DUBAI, United Arab Emirates -- A U.S. Navy ship opened fire on a small boat racing toward it in broad daylight Monday near the Persian Gulf city of Dubai, killing one person, according to American officials.
The shooting not far from the Strait of Hormuz occurred amid heightened tensions between the United States and nearby Iran.
A UAE official said the vessel was a fishing boat.
There was no immediate sign of Iranian involvement, or any indication the incident was a reprise of al-Qaeda's 2000 bombing of the USS Cole in Yemen.
But the incident is likely to focus more attention on the risks U.S. vessels face in the Gulf even as the Navy beefs up its presence in the region.
Lt. Greg Raelson, a spokesman for the Navy's Bahrain-based 5th Fleet, said a security team aboard the USNS Rappahannock issued a series of warnings before resorting to lethal force about 10 miles off the coast of Dubai's Jebel Ali port.
"The U.S. crew repeatedly attempted to warn the vessel's operators to turn away from their deliberate approach. When those efforts failed to deter the approaching vessel, the security team on the Rappahannock fired rounds from a 50-caliber machine gun," he said.
Lieutenant Raelson said the incident is under investigation.
The Rappahannock is an oiler used to fuel other Navy ships while they are at sea.
The United Arab Emirates, which includes the commercial hub of Dubai and the oil-rich capital Abu Dhabi, is a key American ally in the Gulf.

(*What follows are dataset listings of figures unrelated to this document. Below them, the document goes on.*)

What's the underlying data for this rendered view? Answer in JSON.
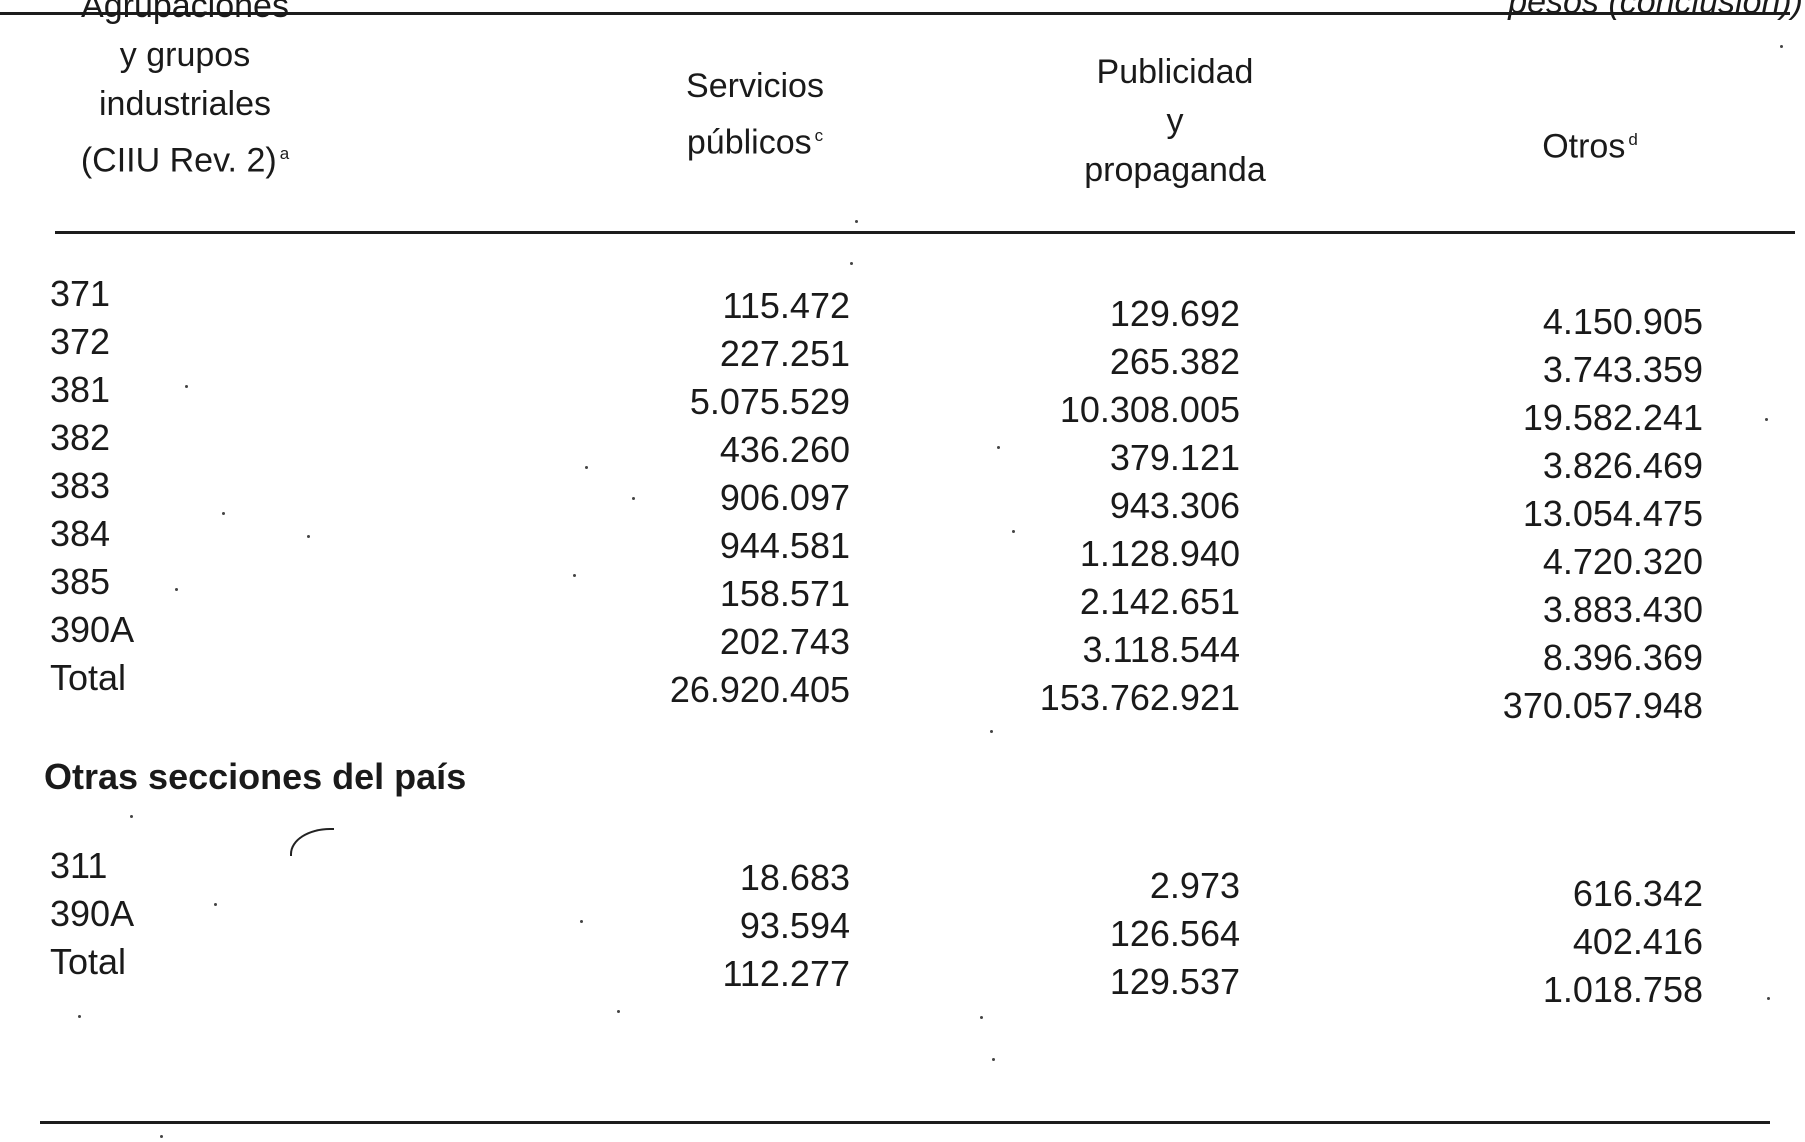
{
  "header_note": "pesos (conclusión))",
  "columns": {
    "col0": [
      "Agrupaciones",
      "y grupos",
      "industriales",
      "(CIIU Rev. 2)"
    ],
    "col0_note": "a",
    "col1": [
      "Servicios",
      "públicos"
    ],
    "col1_note": "c",
    "col2": [
      "Publicidad",
      "y",
      "propaganda"
    ],
    "col3": [
      "Otros"
    ],
    "col3_note": "d"
  },
  "rows": [
    {
      "label": "371",
      "servicios": "115.472",
      "publicidad": "129.692",
      "otros": "4.150.905"
    },
    {
      "label": "372",
      "servicios": "227.251",
      "publicidad": "265.382",
      "otros": "3.743.359"
    },
    {
      "label": "381",
      "servicios": "5.075.529",
      "publicidad": "10.308.005",
      "otros": "19.582.241"
    },
    {
      "label": "382",
      "servicios": "436.260",
      "publicidad": "379.121",
      "otros": "3.826.469"
    },
    {
      "label": "383",
      "servicios": "906.097",
      "publicidad": "943.306",
      "otros": "13.054.475"
    },
    {
      "label": "384",
      "servicios": "944.581",
      "publicidad": "1.128.940",
      "otros": "4.720.320"
    },
    {
      "label": "385",
      "servicios": "158.571",
      "publicidad": "2.142.651",
      "otros": "3.883.430"
    },
    {
      "label": "390A",
      "servicios": "202.743",
      "publicidad": "3.118.544",
      "otros": "8.396.369"
    },
    {
      "label": "Total",
      "servicios": "26.920.405",
      "publicidad": "153.762.921",
      "otros": "370.057.948"
    }
  ],
  "section2": {
    "title": "Otras secciones del país",
    "rows": [
      {
        "label": "311",
        "servicios": "18.683",
        "publicidad": "2.973",
        "otros": "616.342"
      },
      {
        "label": "390A",
        "servicios": "93.594",
        "publicidad": "126.564",
        "otros": "402.416"
      },
      {
        "label": "Total",
        "servicios": "112.277",
        "publicidad": "129.537",
        "otros": "1.018.758"
      }
    ]
  }
}
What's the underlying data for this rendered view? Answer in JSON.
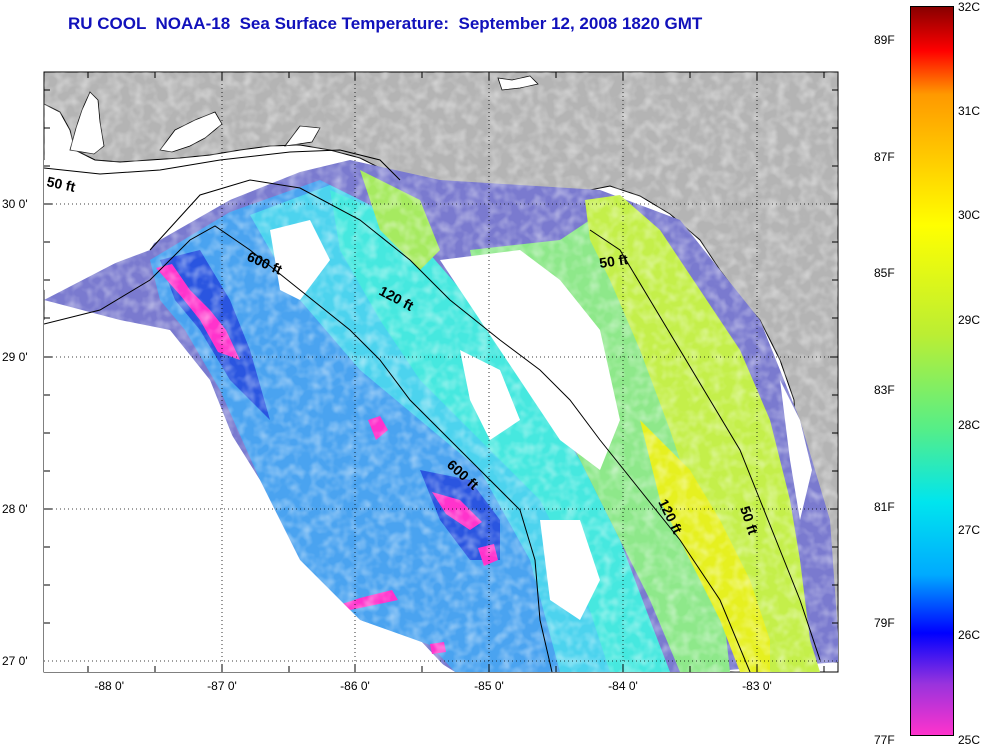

American warships frequently visit Dubai's Jebel Ali port, a popular rest stop among U.S. sailors.
A U.S. consular official said one person was killed and three were wounded in the shooting.
Tariq Ahmed al-Haidan, assistant to the UAE foreign minister for political affairs, said all those on the fishing boat were Indian citizens.
The boat appeared to be a civilian vessel about 30 feet long and powered by three outboard motors. It had no obvious military markings.
Similar boats are used for fishing in the region, although Iran's Revolutionary Guard also employs relatively small, fast-moving craft in the Gulf.
U.S. military vessels routinely cross paths with Iranian ships in international waters in the Gulf without incident, but speedboats from Iran's Revolutionary Guard have passed close to U.S. ships in incidents that have raised alarm in Washington.